Wrapper that simplifies the preprocessing.

Parameters
  • height – image height

  • width – image width

  • num_tbins – number of time slices

  • preprocessing – name of method, must be registered first

  • downsampling_factor (int) – Parameter used to reduce the spatial dimension of the obtained feature. Actually multiply the coordinates by 2**(-downsampling_factor).

get_array_dim()

Returns the shape of the preprocessing tensor.

Returns

shape of the tensor to be preprocessed.

Return type

shape (int tuple)

Registering a new preprocessing function

If you write your own preprocessing function you can make it available to existing modules with this API.

metavision_ml.preprocessing.register_new_preprocessing(preproc_name, n_input_channels, function, viz_function, kwargs={'max_incr_per_pixel': 5, 'preprocess_dtype': dtype('float32')})

Registers a new preprocessing function to be available across the package.

This must be done each time the python interpreter is invoked.

Parameters
  • preproc_name (string) – Name of the preprocessing function, has to be unique.

  • n_input_channels (int) – Number of channels in the resulting tensor.

  • function (function) – Preprocessing function. Its signature must be function(events, tensor, **kwargs) -> None

  • viz_function (function) – Visualization function. Its signature must be viz_function(tensor) -> img (nd.array H x W x 3)

  • kwargs (dict) – Dictionary of optional arguments to be passed to the function.
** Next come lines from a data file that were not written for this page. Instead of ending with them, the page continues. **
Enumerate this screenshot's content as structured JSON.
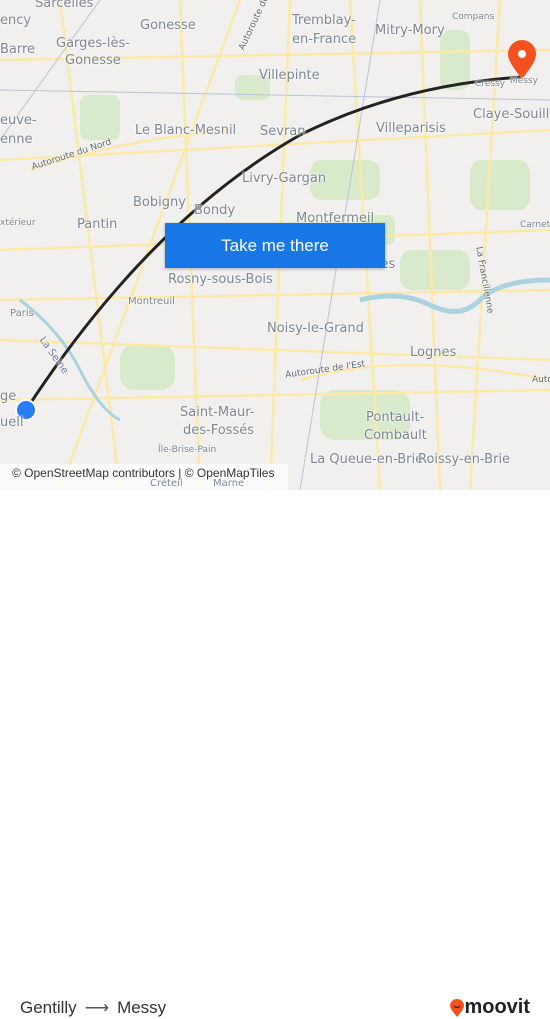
{
  "map": {
    "labels": {
      "sarcelles": "Sarcelles",
      "gonesse": "Gonesse",
      "tremblay": "Tremblay-",
      "tremblay2": "en-France",
      "mitry": "Mitry-Mory",
      "compans": "Compans",
      "ency": "ency",
      "barre": "Barre",
      "garges": "Garges-lès-",
      "garges2": "Gonesse",
      "villepinte": "Villepinte",
      "messy": "Messy",
      "cressy": "Cressy",
      "euve": "euve-",
      "enne": "enne",
      "blanc": "Le Blanc-Mesnil",
      "sevran": "Sevran",
      "villeparisis": "Villeparisis",
      "claye": "Claye-Souilly",
      "livry": "Livry-Gargan",
      "bobigny": "Bobigny",
      "bondy": "Bondy",
      "montfermeil": "Montfermeil",
      "carnet": "Carnet",
      "exterieur": "xtérieur",
      "pantin": "Pantin",
      "chelles": "Chelles",
      "rosny": "Rosny-sous-Bois",
      "montreuil": "Montreuil",
      "paris": "Paris",
      "seine": "La Seine",
      "noisy": "Noisy-le-Grand",
      "lognes": "Lognes",
      "ge": "ge",
      "gentilly_cut": "uell",
      "saintmaur": "Saint-Maur-",
      "saintmaur2": "des-Fossés",
      "pontault": "Pontault-",
      "pontault2": "Combault",
      "ilebrisepain": "Île-Brise-Pain",
      "queue": "La Queue-en-Brie",
      "roissy": "Roissy-en-Brie",
      "creteil": "Créteil",
      "marne": "Marne",
      "auto_nord": "Autoroute du Nord",
      "auto_est": "Autoroute de l'Est",
      "auto_du": "Autoroute du",
      "francilienne": "La Francilienne",
      "auto_r": "Auto"
    },
    "origin_color": "#2a7cf5",
    "destination_color": "#f4511e",
    "route_color": "#222222"
  },
  "cta": {
    "label": "Take me there"
  },
  "attribution": "© OpenStreetMap contributors | © OpenMapTiles",
  "footer": {
    "from": "Gentilly",
    "to": "Messy",
    "arrow": "⟶",
    "brand": "moovit"
  }
}
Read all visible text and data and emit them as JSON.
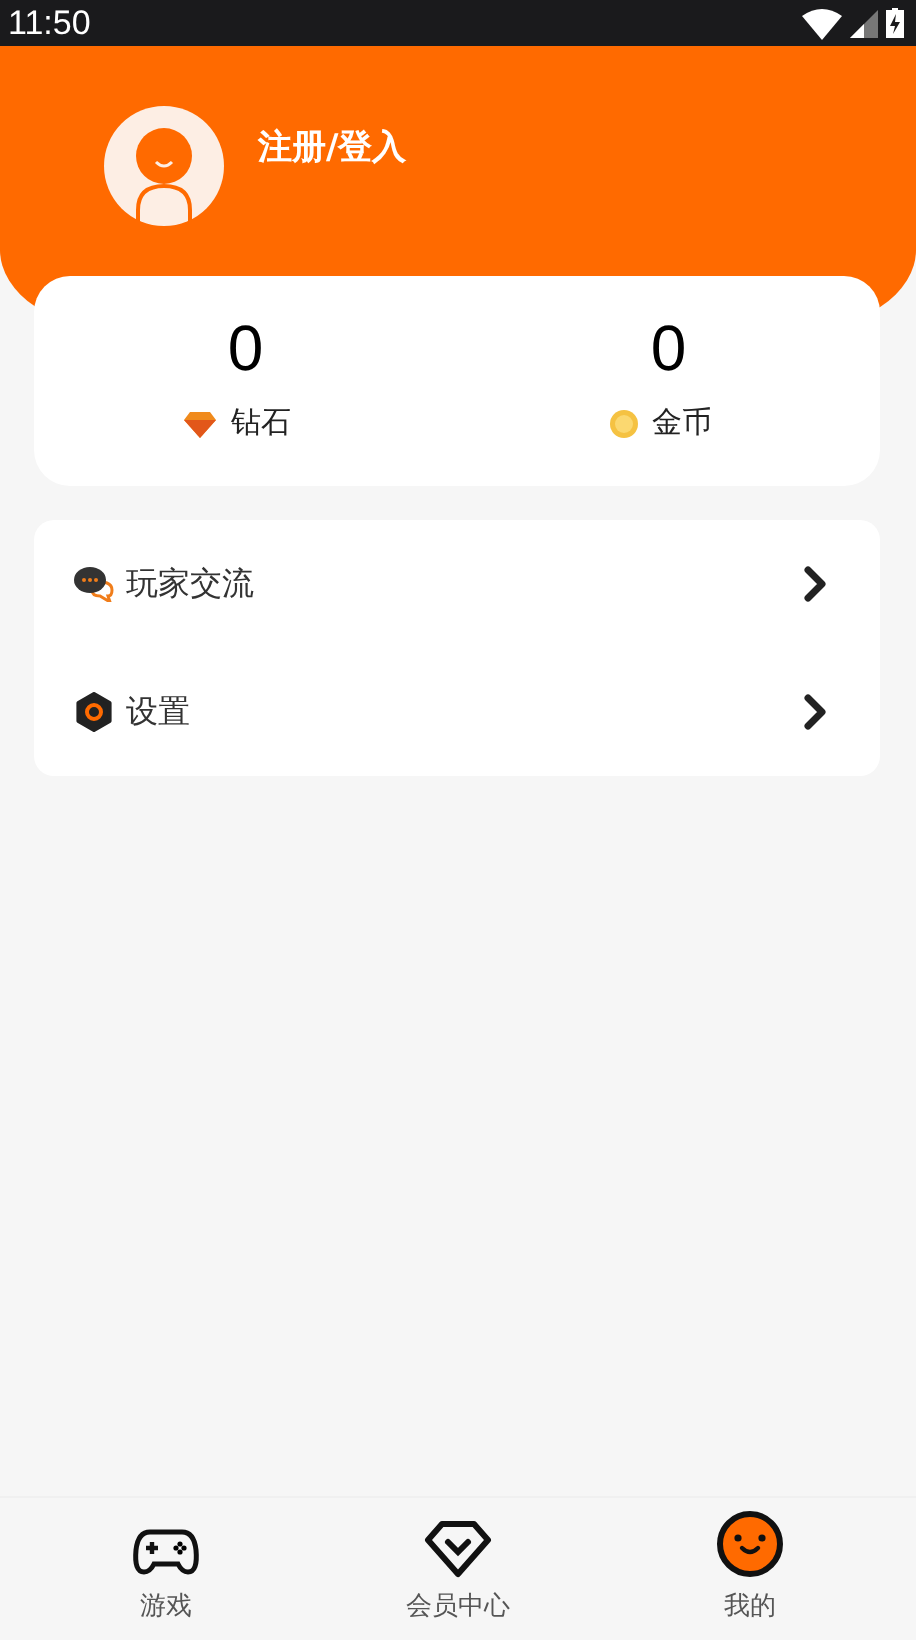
{
  "status_bar": {
    "time": "11:50"
  },
  "profile": {
    "login_label": "注册/登入"
  },
  "stats": [
    {
      "kind": "diamond",
      "value": "0",
      "label": "钻石"
    },
    {
      "kind": "coin",
      "value": "0",
      "label": "金币"
    }
  ],
  "menu": [
    {
      "kind": "chat",
      "label": "玩家交流"
    },
    {
      "kind": "settings",
      "label": "设置"
    }
  ],
  "tabs": [
    {
      "kind": "game",
      "label": "游戏",
      "selected": false
    },
    {
      "kind": "vip",
      "label": "会员中心",
      "selected": false
    },
    {
      "kind": "me",
      "label": "我的",
      "selected": true
    }
  ]
}
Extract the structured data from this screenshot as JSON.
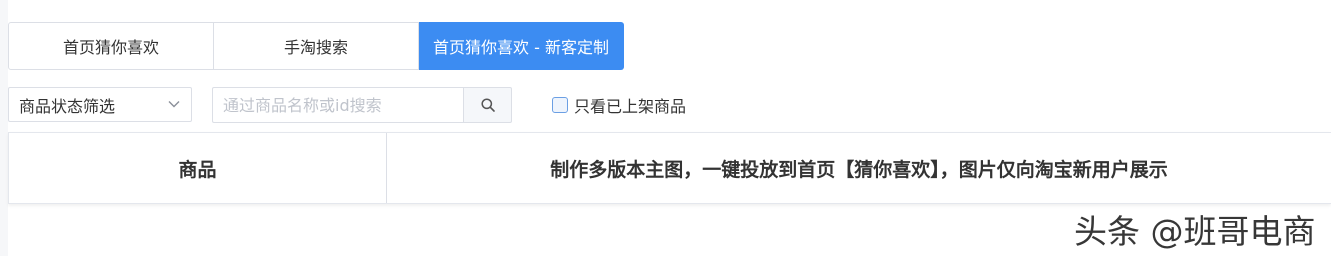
{
  "tabs": [
    {
      "label": "首页猜你喜欢",
      "active": false
    },
    {
      "label": "手淘搜索",
      "active": false
    },
    {
      "label": "首页猜你喜欢 - 新客定制",
      "active": true
    }
  ],
  "filters": {
    "status_select": {
      "selected": "商品状态筛选",
      "icon": "chevron-down-icon"
    },
    "search": {
      "placeholder": "通过商品名称或id搜索",
      "value": "",
      "button_icon": "search-icon"
    },
    "only_listed": {
      "label": "只看已上架商品",
      "checked": false
    }
  },
  "table": {
    "columns": [
      "商品",
      "制作多版本主图，一键投放到首页【猜你喜欢】，图片仅向淘宝新用户展示"
    ]
  },
  "watermark": "头条 @班哥电商",
  "colors": {
    "accent": "#3c8cf2",
    "border": "#dcdfe6",
    "text": "#333333",
    "placeholder": "#c0c4cc"
  }
}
metavision_ml.preprocessing.get_preprocess_dict(preproc_name)

Returns a mutable dict describing a preprocessing function.

preproc_name (string): Name of the preprocessing function, already existing one or previously registered.

metavision_ml.preprocessing.get_preprocess_function_names()

Returns the names of all existing and registered preprocessing functions.